COMMENTS: The 1941 Season Was Better

Apart from the Bonds indictment, ABC filed a second professional sports story for its Going Green series. The NFL stadium for the Philadelphia Eagles has committed itself to sustainability. Its grass is organically fertilized. Its floodlights use wind-powered energy. Its tickets are printed on recycled paper. Its beer mugs biodegrade in 50 days because they are made from corn not plastic. "No matter how green the Eagles may be," Laura Marquez (subscription required) concluded about the notorious Philly boobirds, "fans still see red when their team loses."

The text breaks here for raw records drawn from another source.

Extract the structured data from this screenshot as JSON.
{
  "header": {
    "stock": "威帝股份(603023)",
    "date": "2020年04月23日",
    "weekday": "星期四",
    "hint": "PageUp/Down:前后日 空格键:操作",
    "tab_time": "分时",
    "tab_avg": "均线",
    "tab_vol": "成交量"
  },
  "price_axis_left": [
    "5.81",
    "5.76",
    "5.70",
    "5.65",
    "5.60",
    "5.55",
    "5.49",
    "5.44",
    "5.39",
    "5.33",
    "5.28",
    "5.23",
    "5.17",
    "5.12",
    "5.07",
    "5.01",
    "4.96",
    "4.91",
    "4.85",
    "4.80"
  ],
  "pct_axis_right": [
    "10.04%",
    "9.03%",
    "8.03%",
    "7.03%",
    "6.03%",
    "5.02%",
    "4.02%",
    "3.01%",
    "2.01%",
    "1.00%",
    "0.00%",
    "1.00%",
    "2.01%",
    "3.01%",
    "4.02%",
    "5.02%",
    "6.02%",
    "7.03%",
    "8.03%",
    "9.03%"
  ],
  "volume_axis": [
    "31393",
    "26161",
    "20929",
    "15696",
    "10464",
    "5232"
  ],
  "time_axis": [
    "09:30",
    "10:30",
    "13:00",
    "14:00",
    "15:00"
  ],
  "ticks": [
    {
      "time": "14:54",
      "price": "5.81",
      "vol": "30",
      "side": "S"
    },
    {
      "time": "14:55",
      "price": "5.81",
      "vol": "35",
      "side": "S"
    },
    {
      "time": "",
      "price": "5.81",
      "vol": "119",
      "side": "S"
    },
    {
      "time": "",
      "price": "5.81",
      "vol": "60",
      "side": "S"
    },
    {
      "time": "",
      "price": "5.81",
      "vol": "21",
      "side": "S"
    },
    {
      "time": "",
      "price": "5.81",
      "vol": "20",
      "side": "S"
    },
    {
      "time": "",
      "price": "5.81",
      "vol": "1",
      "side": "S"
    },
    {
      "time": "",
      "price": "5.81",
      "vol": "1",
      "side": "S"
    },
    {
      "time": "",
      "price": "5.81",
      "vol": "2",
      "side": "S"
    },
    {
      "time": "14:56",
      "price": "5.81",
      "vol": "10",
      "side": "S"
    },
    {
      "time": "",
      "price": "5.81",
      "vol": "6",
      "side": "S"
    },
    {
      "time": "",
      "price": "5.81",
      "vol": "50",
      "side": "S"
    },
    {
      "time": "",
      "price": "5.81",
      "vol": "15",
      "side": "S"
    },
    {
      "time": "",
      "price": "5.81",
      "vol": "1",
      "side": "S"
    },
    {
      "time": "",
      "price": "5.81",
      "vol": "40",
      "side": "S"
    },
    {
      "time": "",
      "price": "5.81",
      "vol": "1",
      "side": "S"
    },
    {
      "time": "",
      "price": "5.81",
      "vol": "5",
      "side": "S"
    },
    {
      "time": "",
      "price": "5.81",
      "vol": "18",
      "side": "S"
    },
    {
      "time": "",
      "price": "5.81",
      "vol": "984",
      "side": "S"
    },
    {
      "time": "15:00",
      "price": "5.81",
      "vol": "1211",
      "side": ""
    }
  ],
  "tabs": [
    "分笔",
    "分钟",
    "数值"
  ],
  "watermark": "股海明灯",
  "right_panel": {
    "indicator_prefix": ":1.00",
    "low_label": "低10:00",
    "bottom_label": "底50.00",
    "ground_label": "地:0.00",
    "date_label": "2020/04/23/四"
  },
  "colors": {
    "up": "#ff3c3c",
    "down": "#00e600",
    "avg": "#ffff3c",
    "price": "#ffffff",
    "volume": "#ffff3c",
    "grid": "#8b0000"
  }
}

As for Bonds, his freedom from prison, apparently, depends on how he framed his denial that he cheated. CBS' Armen Keteyian told us that federal prosecutors have obtained "positive tests for the presence of anabolic steroids and other performance enhancing substances." So, according to Jim Avila's (subscription required) reading of the indictment on ABC, Bonds' defense is that he was duped into doping: "Did you ever take any steroids?" "Not that I know of." By contrast, NBC's George Lewis aired the categorical denial Bonds issued to NBC Sports' Jim Gray after he broke Henry Aaron's record for most home runs hit in a career. "And to those who believe that you have unfairly obtained this record through the use of performance enhancing drugs, what would your response to them be?" "That is not true and it is not right and it is not fair to me."

By the way, ABC's Avila called Bonds' home run mark "baseball's greatest record." Quite apart from Cy Young's 511 career wins as a pitcher, what about a .400 season batting average? What about a 56-game hitting streak? All those dingers are great--but are they the greatest?